Поэтому пошли по простому, но кропотливому и неинтересному пути – перенесли посуду на дорогу. По едкому замечанию Олешека, Пархим решил озолотиться на грядущей ярмарке и обеспечить товаром все соседнее королевство. В ответ горшечник буркнул, что половину заберет Желеслав руками сборщиков податей, а на остальные деньги нужно будет еще жить без малого полгода до следующей ярмарки, на сей раз зимней и приуроченной не к турниру, а к дорогому сердцу каждого верующего от Словечны до Горыни празднику Дня рождения Господа.

Заодно, когда таскали горшки и крынки, миски и полумиски, кружки и кувшины, обнаружили полдюжины треснувших или надколотых. Их выкинули.

После того как телегу разгрузили, Пархим выпряг коня и прицепил постромки упряжи его к задней оси. Годимиру, по причине слабости и головокружения, поручили понукать Гнедка, а горшечник со шпильманом взялись за оглобли.

Взялись, примерялись, уперлись.

Рыцарь свистнул, дернул вожжами…

Повозка покатилась.

И выскочила на дорогу.

На радостях Олешек подпрыгнул и взмахнул кулаком над головой, издав крик, похожий на боевой клич рыцарей из Крейцберга, широко известных отчаянностью в сражении и бесконечной набожностью в мирной жизни, а Пархим выкрутил замысловатое танцевальное коленце, ловко подбросил в воздух кнут и снова поймал его.

Назад товар грузили с шутками, прибаутками и настолько впопыхах, что грохнули еще три горшка. Красивых, с выдавленным по ободу узором.

– Леший с ними! Новых налеплю, – махнул рукой горшечник. – Успеть бы до сумерек к заставе!

Годимир не стал выяснять причину, по которой заречанин так торопится выбраться из лесу до наступления темноты, но решил услышанное намотать на ус.

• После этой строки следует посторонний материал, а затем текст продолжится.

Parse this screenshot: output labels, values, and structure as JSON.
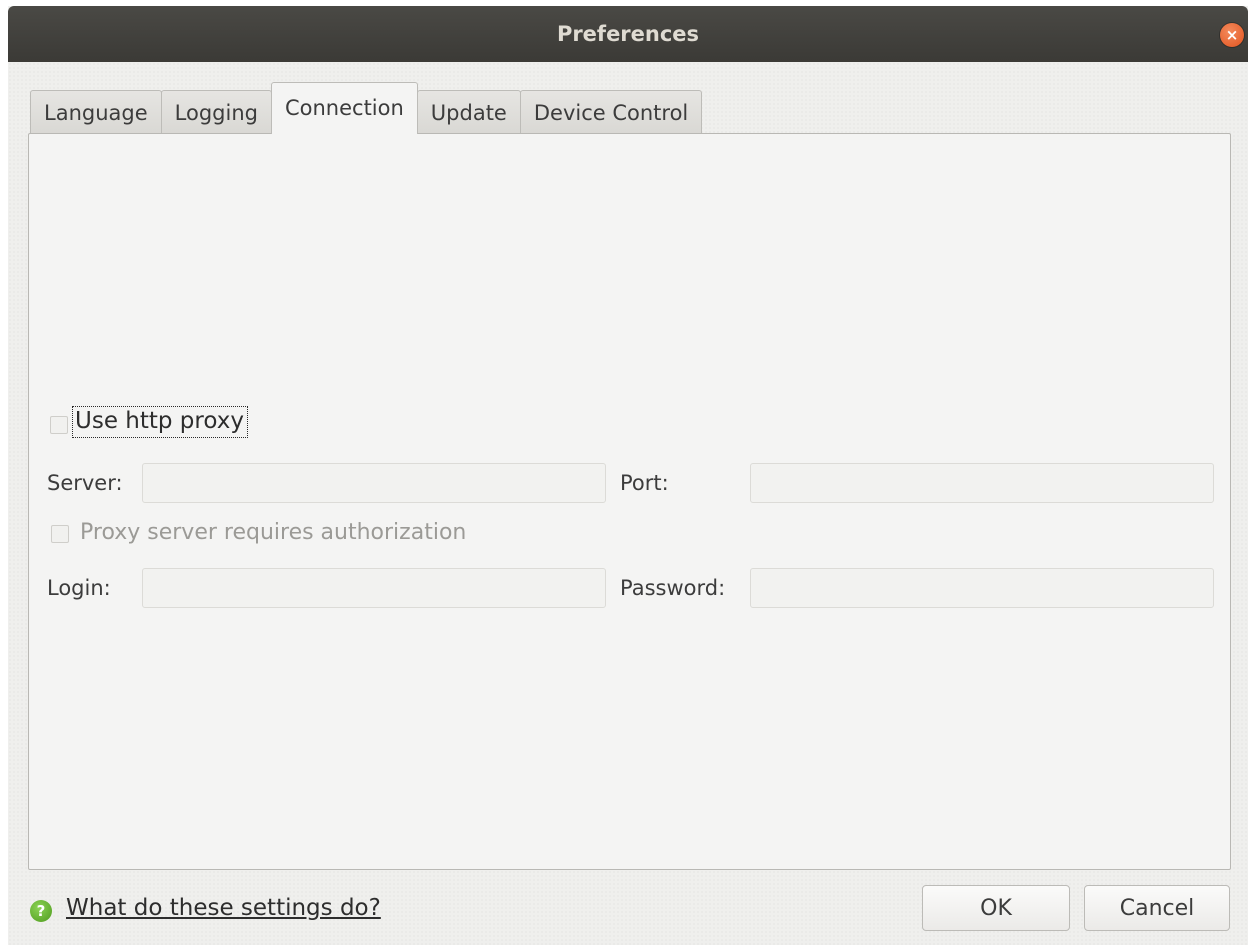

Конь весело рысил на юг, туда, где через пять-шесть верст дорога должна упереться в реку.

Река Щара неширокая, но весьма глубокая, и вода в ней, говорили, отменно холодная. А что поделать? С гор стекает, с ледников. А вода талая завсегда студеная.

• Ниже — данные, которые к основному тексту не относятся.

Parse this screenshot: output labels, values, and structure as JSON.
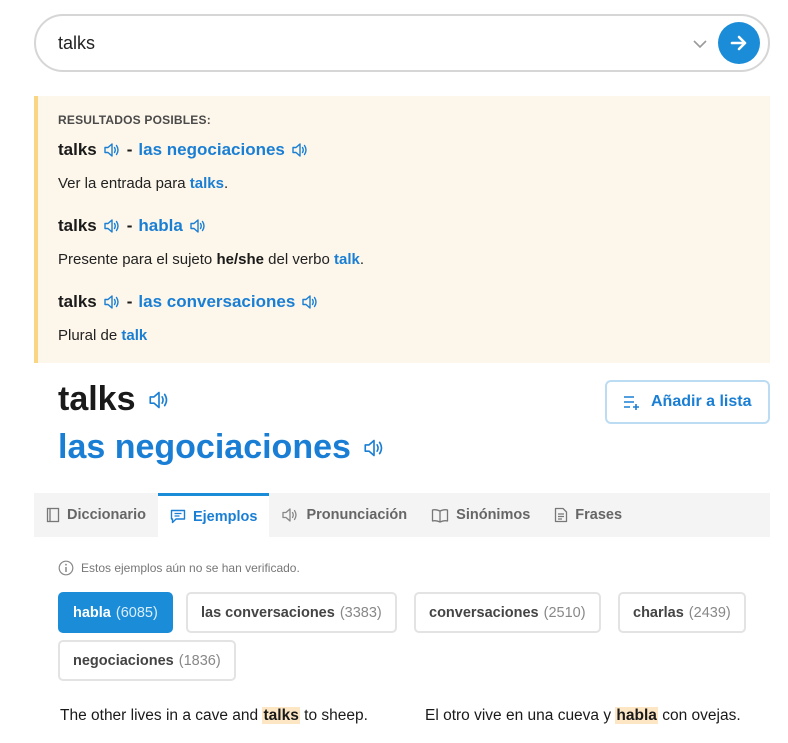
{
  "search": {
    "value": "talks"
  },
  "results": {
    "heading": "RESULTADOS POSIBLES:",
    "entries": [
      {
        "en": "talks",
        "dash": "-",
        "es": "las negociaciones",
        "desc": {
          "pre": "Ver la entrada para ",
          "link": "talks",
          "post": "."
        }
      },
      {
        "en": "talks",
        "dash": "-",
        "es": "habla",
        "desc": {
          "pre": "Presente para el sujeto ",
          "bold": "he/she",
          "mid": " del verbo ",
          "link": "talk",
          "post": "."
        }
      },
      {
        "en": "talks",
        "dash": "-",
        "es": "las conversaciones",
        "desc": {
          "pre": "Plural de ",
          "link": "talk"
        }
      }
    ]
  },
  "headword": {
    "en": "talks",
    "es": "las negociaciones"
  },
  "add_list_label": "Añadir a lista",
  "tabs": [
    {
      "label": "Diccionario",
      "icon": "book-icon"
    },
    {
      "label": "Ejemplos",
      "icon": "speech-bubble-icon"
    },
    {
      "label": "Pronunciación",
      "icon": "speaker-icon"
    },
    {
      "label": "Sinónimos",
      "icon": "open-book-icon"
    },
    {
      "label": "Frases",
      "icon": "document-icon"
    }
  ],
  "notice": "Estos ejemplos aún no se han verificado.",
  "chips": [
    {
      "label": "habla",
      "count": "(6085)"
    },
    {
      "label": "las conversaciones",
      "count": "(3383)"
    },
    {
      "label": "conversaciones",
      "count": "(2510)"
    },
    {
      "label": "charlas",
      "count": "(2439)"
    },
    {
      "label": "negociaciones",
      "count": "(1836)"
    }
  ],
  "example": {
    "en": {
      "pre": "The other lives in a cave and ",
      "hl": "talks",
      "post": " to sheep."
    },
    "es": {
      "pre": "El otro vive en una cueva y ",
      "hl": "habla",
      "post": " con ovejas."
    }
  },
  "colors": {
    "accent": "#1a8cd8",
    "link": "#1a7fd4",
    "results_bg": "#fdf6ea",
    "results_border": "#fbd682",
    "highlight": "#fde6c4"
  }
}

А вот за Щарой лежат уже владения Доброжира. Почему-то рыцарь представлял его высоким широкоплечим воином с проседью в черной бороде, в латных перчатках, начищенных до зеркального блеска, и золотой короне с изумрудами. Доброжир еще помнит о законах чести, о справедливости и умеет ценить рыцарскую доблесть, раз решил турнир устроить. Его можно попросить честного судейства в споре с Желеславом. А уж потом…

– Скажи-ка, Пархим… – Годимир чуть-чуть подвинулся, устраиваясь поудобнее – уж очень давил в бок край широкой миски. – Скажи-ка мне: нечисть, чудовища всякие в ваших краях встречаются?

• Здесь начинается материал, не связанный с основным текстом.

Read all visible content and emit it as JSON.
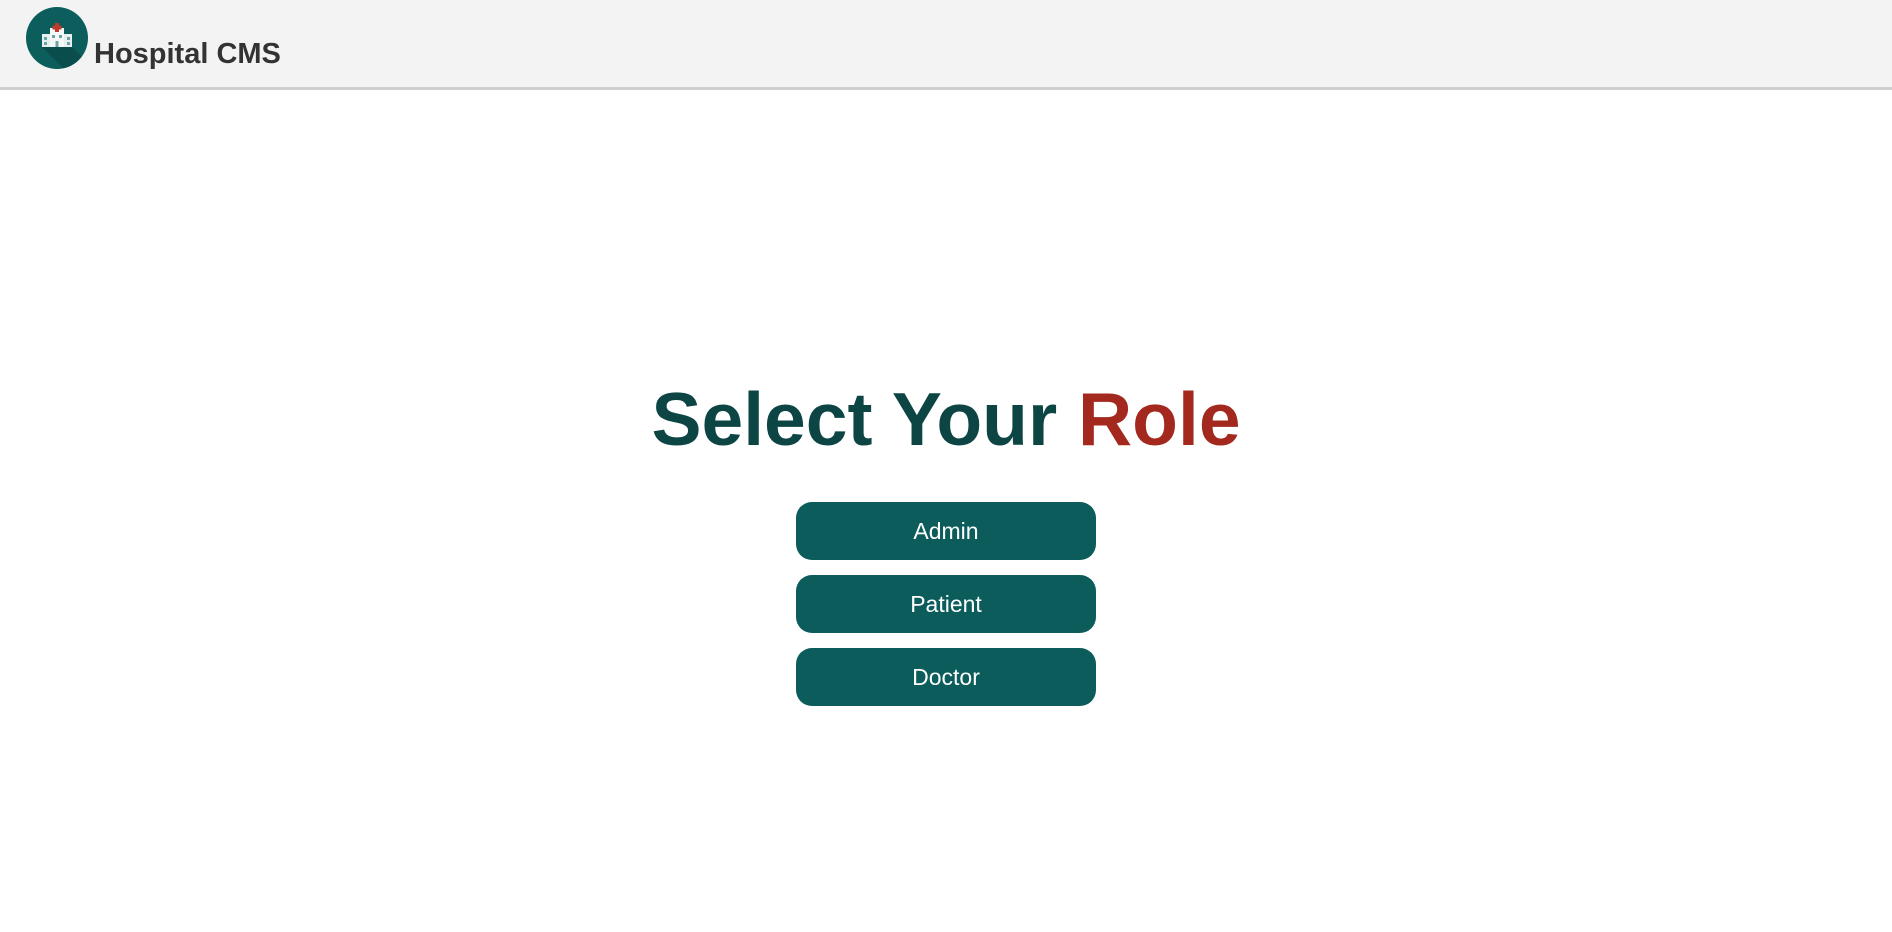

– Эх, пан рыцарь! – тряхнул головой горшечник. – Чего ж им не встречаться? Они ж везде имеются. Случается, русалки с водяницами ночного прохожего защекотят. Годков пять тому одну бабу ободрали. Телешом в село прибежала…

– Водяницы, что ли? – заинтересовался Олешек.

– А то кто ж, сладкая бузина?

– Вот так шутка! То-то наши, мариенбержские, их не любят!

– Кого?

– Так водяниц же!

Горшечник засмеялся:

– Ты, видать, с ними не встречался ни разу?

– Нет, а что?

– Встретишься – узнаешь!

– Ты погоди, – прервал их рыцарь. – Еще какие чудища у вас обитают?